17. Tebakan Diya

3.6K 545 38
                                    

Rafan menyembunyikan sesuatu darinya.

Diya langsung tahu hanya dengan melihat gelagat aneh Rafan di depan sana. Sikap Rafan yang begitu telanjang, terlihat jelas, dan begitu kentara membuat Diya gemas sendiri.

Guru baru itu ... ibu Fiandra, jelas-jelas Rafan mengenalnya. Untuk Rafan, Diya selalu memperhatikan. Saat matanya hanya terarah ke arah Rafan, saat seluruh perhatiannya terpusat ke sana, tidak ada yang luput dari pandangannya. Terutama, saat Rafan menatap bu Fiandra pertama kali. Kekagetan itu berubah menjadi kepanikan dan Rafan sama sekali tidak pintar menyembunyikan.

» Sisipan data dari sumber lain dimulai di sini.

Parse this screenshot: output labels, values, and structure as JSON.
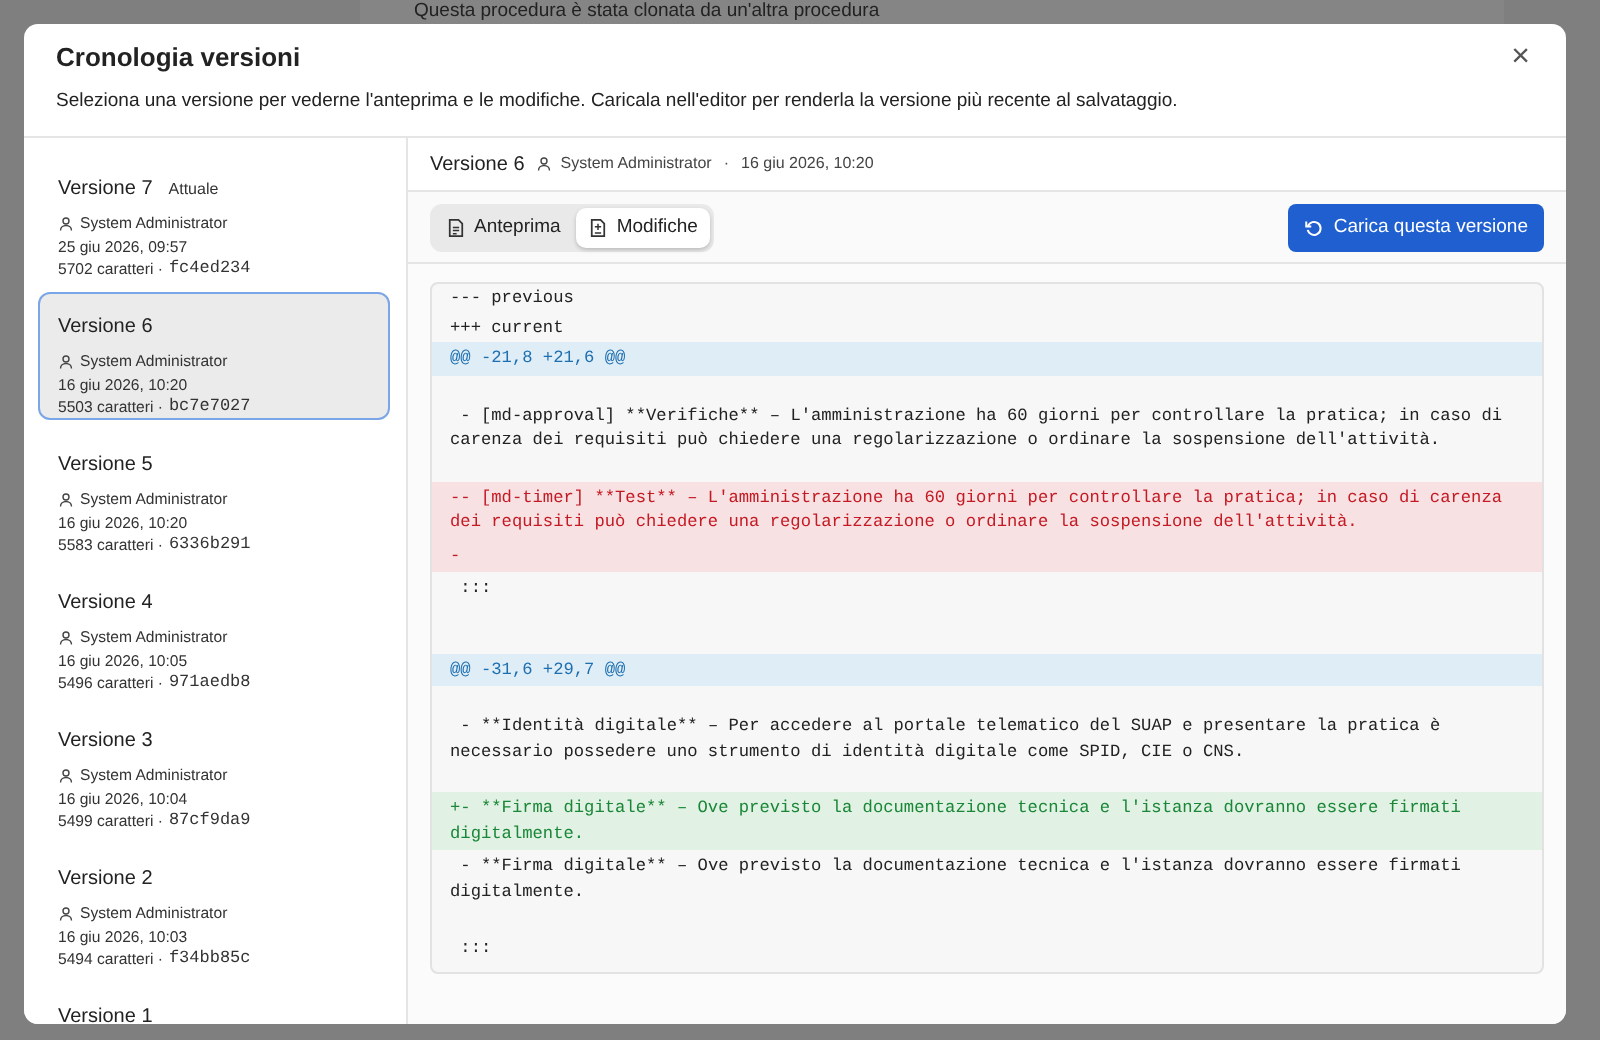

Terlebih saat Rafan akhirnya mentap mata Diyaa. Kepanikan itu terlihat membesar seolah takut Diya tahu sesuatu. Lalu kepanikan itu hilang kemudian, di paksa padam karena tiba-tiba Rafan bersikap tenang kembali.

Seakan itu cukup membuat kecurigaannya lenyap. Seakan bisa mengalihkan semua sikap mencurigakannya tadi. Karena semuanya sudah terlambat. Diya memang diam. Tapi dia menyimpan setiap detil kecil itu dalam memori. Dia tahu, dia harus memikirkan seluruh misteri ini sendiri karena sepertinya Rafan tidak berniat sama sekali memberitahunya.

Rafan-Fier-Fianer dan sekarang bu Fiandra. Relasi keempat orang ini membuatnya pusing. Ada banyak bentuk hubungan, namun mereka berempat entah masuk ke dalam hubungan apa. Hanya saling kenal? Atau lebih dari itu.

Dia hanya bisa menebak-nebaknya. Dan namanya tebakan, bisa benar bisa pula meleset jauh.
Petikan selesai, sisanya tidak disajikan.